Fruit fleshy, or non-fleshy; indehiscent (usually), or a schizocarp (Coldenia). Mericarps in Coldenia, 4; comprising nutlets. Fruit a drupe (often enclosed in the persistent calyx); (1–)2–4 seeded. Seeds endospermic, or non-endospermic. Embryo achlorophyllous (1/2).
Physiology, biochemistry. Not cyanogenic. Alkaloids present. Iridoids not detected. Saponins/sapogenins absent. Sugars transported as sucrose (in 9 Cordia and Gerascanthus species, and one Ehretia). C3. C3 physiology recorded directly in Ehretia.

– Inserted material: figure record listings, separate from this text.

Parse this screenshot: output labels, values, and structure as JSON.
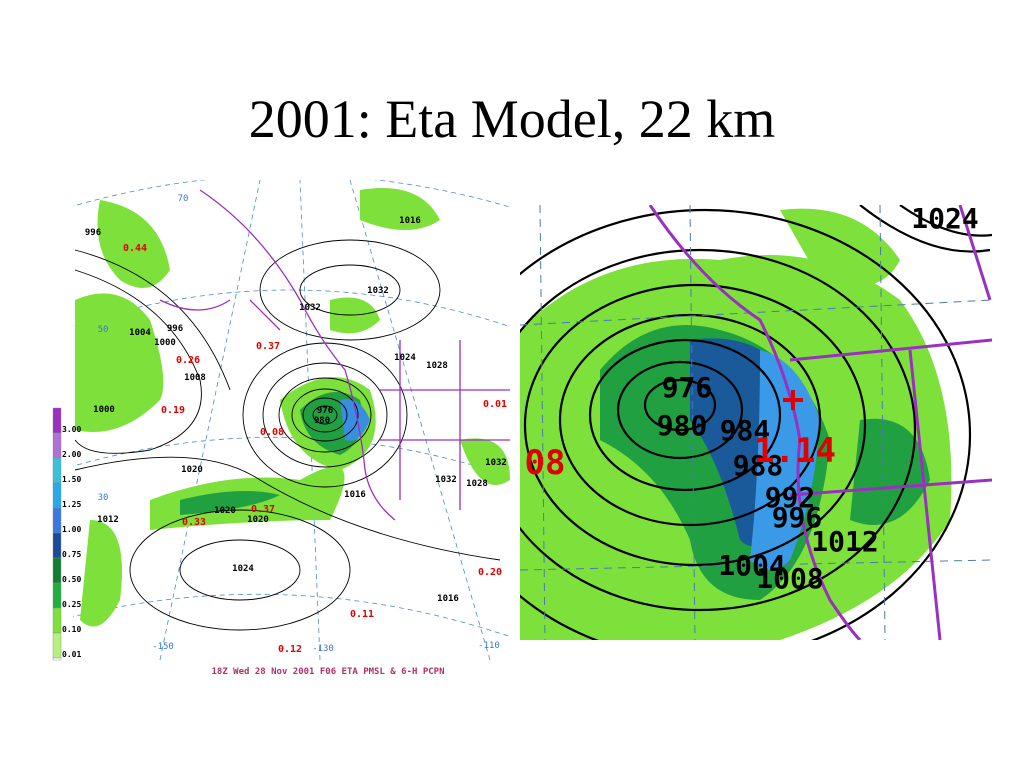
{
  "title": "2001:  Eta Model, 22 km",
  "left_map": {
    "isobar_labels": [
      "996",
      "1004",
      "996",
      "1000",
      "1008",
      "1032",
      "1032",
      "1024",
      "1028",
      "976",
      "980",
      "1020",
      "1020",
      "1020",
      "1016",
      "1024",
      "1016",
      "1032",
      "1028",
      "1012",
      "1000",
      "1032",
      "1016"
    ],
    "precip_labels": [
      "0.44",
      "0.37",
      "0.26",
      "0.19",
      "0.08",
      "0.33",
      "0.37",
      "0.11",
      "0.12",
      "0.20",
      "0.01"
    ],
    "grid_labels": [
      "70",
      "-150",
      "-130",
      "-110",
      "30",
      "50"
    ],
    "legend": [
      "3.00",
      "2.00",
      "1.50",
      "1.25",
      "1.00",
      "0.75",
      "0.50",
      "0.25",
      "0.10",
      "0.01"
    ],
    "caption": "18Z Wed 28 Nov 2001 F06 ETA PMSL & 6-H PCPN"
  },
  "right_map": {
    "isobar_labels": [
      "1024",
      "976",
      "980",
      "984",
      "988",
      "992",
      "996",
      "1012",
      "1004",
      "1008"
    ],
    "precip_labels": [
      "1.14",
      "08"
    ]
  }
}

Geography, cytology. Sub-tropical to tropical. Pantropical, centring on Central and South America.
Taxonomy.Subclass Dicotyledonae; Tenuinucelli. Dahlgren’s Superorder Solaniflorae; Boraginales. Cronquist’s Subclass Asteridae; Lamiales. APG 3 core angiosperms; core eudicot; Superorder Asteranae; lamiid; Order unassigned to Order (as a synonym of Boraginaceae).
Species 400. Genera about 13; Bourreria, Coldenia, Cordia (including Gerascanthus), Cortesia, Ehretia, Halgania,Menais(?), Rhabdia.